Now, a new approach to the market is in the make – wearable technology. Fashion and technology have come together once again and have bred a new trend. Still amid full-on mobile expansion, the market has been witness to the wearable explosion: gadgets and accessories that can be worn. Kickstarted by Glass - Google’s augmented reality device - and followed by fitness bracelets, watches and other smart accessories, the wearable revolution is now fast paced.
Its objective is to become ever more wearable and as close to our body as possible, so as to make interaction with it more natural and intuitive.
© Trend Hunter, Co.Design and Tech Crunch
Many in the fashion industry which over a hundred years has been responsible for the development of the products we wear daily - both out of need and as a demonstration of power and status – are still, however, debating over the introduction of this new category. Why are wearables still not an everyday staple when they have been around for years now?
Several studies have shown that after six months, a third of wearables consumers such as the Pebble watch or the Jawbone fitness bracelet stop wearing it. That is to say that consumers eventually forget to put them on when they leave the house. Why is this category not appealing enough yet?
Some say that the tech industry is not focusing enough on fashion yet. Others say that the fashion industry is not committed to the introduction of this new category.
In spite of this, both sides have been trying to connect and engage. On the one hand, fashion sees the aesthetic limitations of wearables as an opportunity to intervene and complement them, on the other, it finds that that technology has the potential to set it on a new developmental path. Point in case are successful partnerships between designers and fashion brands being successfully launched, such as Tory Burch’s accessories for Fitbit, the MICA bracelet, which is the product of a collaboration between Opening Ceremony and Intel, or the recently announced Apple Watch, due out this Spring.
Other examples include collaboration platforms, such as the one Intel and CFDA have developed and which provides a space where engineers and fashion designers can meet and use the same language – it provides access to a data bank with all the chips and materials made available by the world’s leading electronic components company in the world. This synergies go all the way to the top, with names such as Paul Deneve, the former YSL CEO, and Angela Ahrendts, former Burberry CEO, entering a tecnhological giant such as Apple.
© Gadfit, Dezeen, Intel NewsRoom and Stellé Audio
Although these gadgets are deemed to be a breakthrough in this category, they are also still seen as very visible, uninteresting, and, often, too dependent on the gadget that charges us up, the smartphone. The feeling of discomfort is probably comparable to the one felt before with so many products - just like what the mobile products went through ten years ago – that meanwhile have unpredictably entered the market and, without us realising it, taken over our lives completely.
Credit Suisse has, nevertheless, estimated that the wearable market will be worth between 30 to 50 thousand million euros within two to four years.
That is not a reality our faces and wrists wear yet, but, just like all the product categories that over time made their way into the market, maybe one day they will.

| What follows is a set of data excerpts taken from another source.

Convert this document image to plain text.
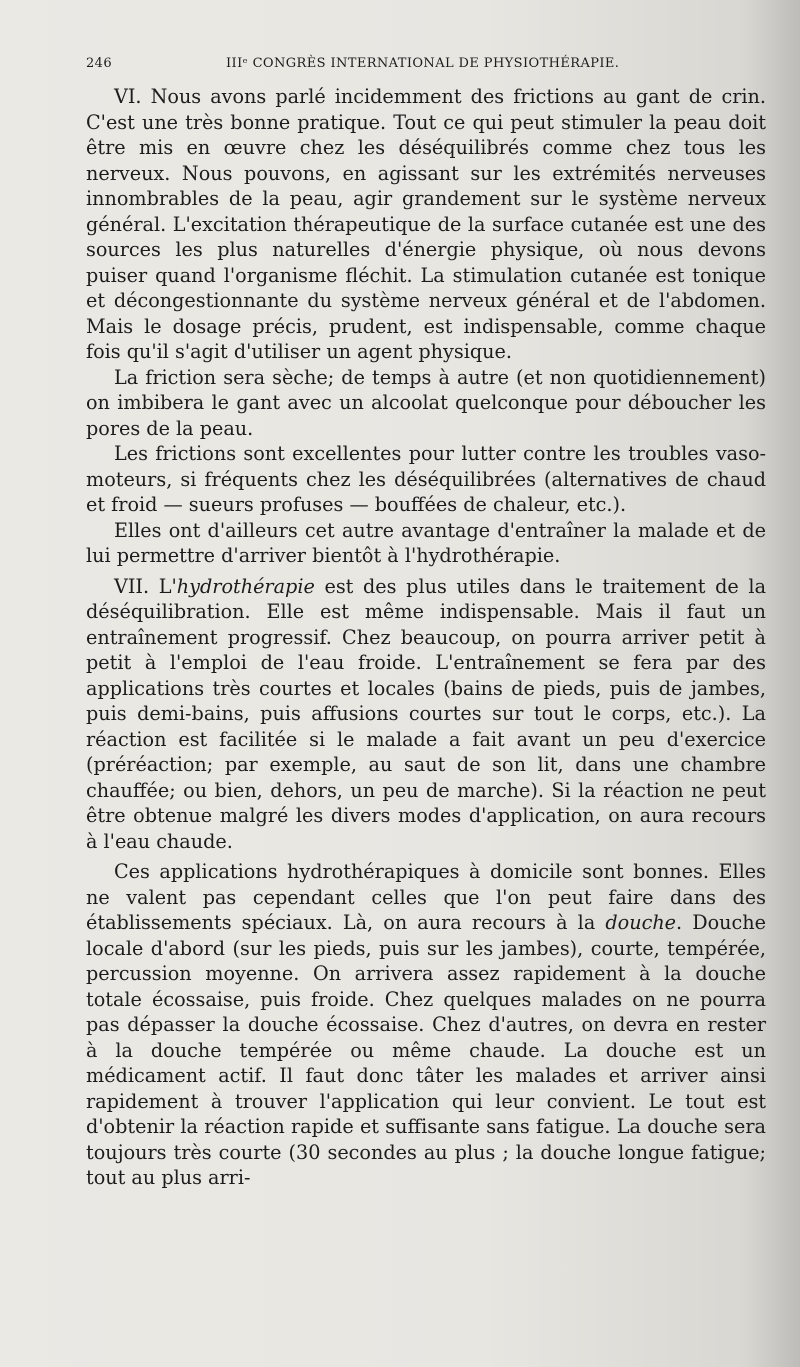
246	IIIᵉ CONGRÈS INTERNATIONAL DE PHYSIOTHÉRAPIE.

VI. Nous avons parlé incidemment des frictions au gant de crin. C'est une très bonne pratique. Tout ce qui peut stimuler la peau doit être mis en œuvre chez les déséquilibrés comme chez tous les nerveux. Nous pouvons, en agissant sur les extrémités nerveuses innombrables de la peau, agir grandement sur le système nerveux général. L'excitation thérapeutique de la surface cutanée est une des sources les plus naturelles d'énergie physique, où nous devons puiser quand l'organisme fléchit. La stimulation cutanée est tonique et décongestionnante du système nerveux général et de l'abdomen. Mais le dosage précis, prudent, est indispensable, comme chaque fois qu'il s'agit d'utiliser un agent physique.

La friction sera sèche; de temps à autre (et non quotidiennement) on imbibera le gant avec un alcoolat quelconque pour déboucher les pores de la peau.

Les frictions sont excellentes pour lutter contre les troubles vaso-moteurs, si fréquents chez les déséquilibrées (alternatives de chaud et froid — sueurs profuses — bouffées de chaleur, etc.).

Elles ont d'ailleurs cet autre avantage d'entraîner la malade et de lui permettre d'arriver bientôt à l'hydrothérapie.

VII. L'hydrothérapie est des plus utiles dans le traitement de la déséquilibration. Elle est même indispensable. Mais il faut un entraînement progressif. Chez beaucoup, on pourra arriver petit à petit à l'emploi de l'eau froide. L'entraînement se fera par des applications très courtes et locales (bains de pieds, puis de jambes, puis demi-bains, puis affusions courtes sur tout le corps, etc.). La réaction est facilitée si le malade a fait avant un peu d'exercice (préréaction; par exemple, au saut de son lit, dans une chambre chauffée; ou bien, dehors, un peu de marche). Si la réaction ne peut être obtenue malgré les divers modes d'application, on aura recours à l'eau chaude.

Ces applications hydrothérapiques à domicile sont bonnes. Elles ne valent pas cependant celles que l'on peut faire dans des établissements spéciaux. Là, on aura recours à la douche. Douche locale d'abord (sur les pieds, puis sur les jambes), courte, tempérée, percussion moyenne. On arrivera assez rapidement à la douche totale écossaise, puis froide. Chez quelques malades on ne pourra pas dépasser la douche écossaise. Chez d'autres, on devra en rester à la douche tempérée ou même chaude. La douche est un médicament actif. Il faut donc tâter les malades et arriver ainsi rapidement à trouver l'application qui leur convient. Le tout est d'obtenir la réaction rapide et suffisante sans fatigue. La douche sera toujours très courte (30 secondes au plus ; la douche longue fatigue; tout au plus arri-
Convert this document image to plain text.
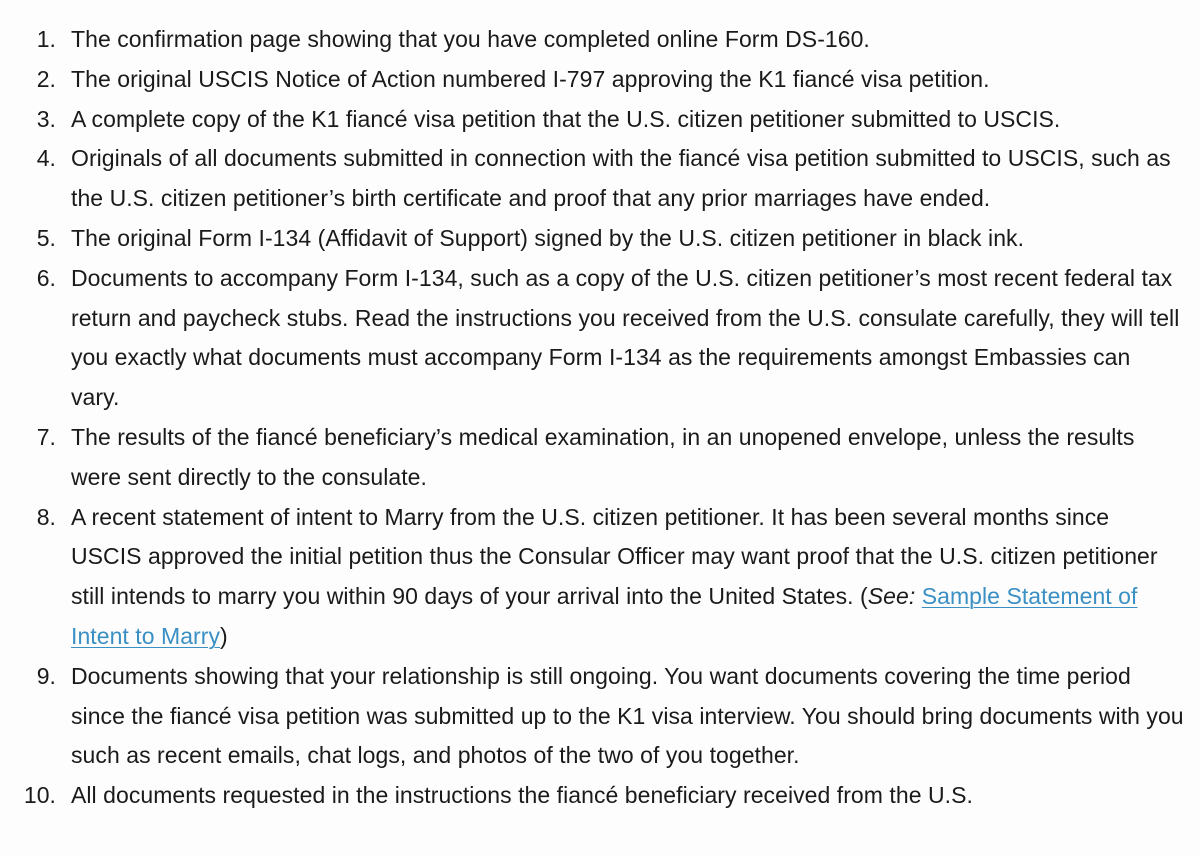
1. The confirmation page showing that you have completed online Form DS-160.
2. The original USCIS Notice of Action numbered I-797 approving the K1 fiancé visa petition.
3. A complete copy of the K1 fiancé visa petition that the U.S. citizen petitioner submitted to USCIS.
4. Originals of all documents submitted in connection with the fiancé visa petition submitted to USCIS, such as the U.S. citizen petitioner’s birth certificate and proof that any prior marriages have ended.
5. The original Form I-134 (Affidavit of Support) signed by the U.S. citizen petitioner in black ink.
6. Documents to accompany Form I-134, such as a copy of the U.S. citizen petitioner’s most recent federal tax return and paycheck stubs. Read the instructions you received from the U.S. consulate carefully, they will tell you exactly what documents must accompany Form I-134 as the requirements amongst Embassies can vary.
7. The results of the fiancé beneficiary’s medical examination, in an unopened envelope, unless the results were sent directly to the consulate.
8. A recent statement of intent to Marry from the U.S. citizen petitioner. It has been several months since USCIS approved the initial petition thus the Consular Officer may want proof that the U.S. citizen petitioner still intends to marry you within 90 days of your arrival into the United States. (See: Sample Statement of Intent to Marry)
9. Documents showing that your relationship is still ongoing. You want documents covering the time period since the fiancé visa petition was submitted up to the K1 visa interview. You should bring documents with you such as recent emails, chat logs, and photos of the two of you together.
10. All documents requested in the instructions the fiancé beneficiary received from the U.S.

© Intel, Dezeen and Trendland
Wearables still a have a long way to go, which perhaps doesn’t depend solely on the introduction of fashionable adjectives to their design, but on many other factors that need to be thought over: the availability of components that can be tailored, small and efficient enough to make them just like any of the accessories and clothing we wear on a daily basis. And equally important in the equation are marketing, communication and behavioural psychology – when we introduce a new product category we create a new consumption need, and this is where the answer to the problem lies.
In the end, it is not all just about the coming together of these seemingly independent areas – Fashion and Technology – as these new products will be on, and communicating directly with our bodies. Issues open to discussion are multidisciplinary, quite like all the areas that must work together so that this category can find its place in the market. The discussion is on, how can we contribute to it?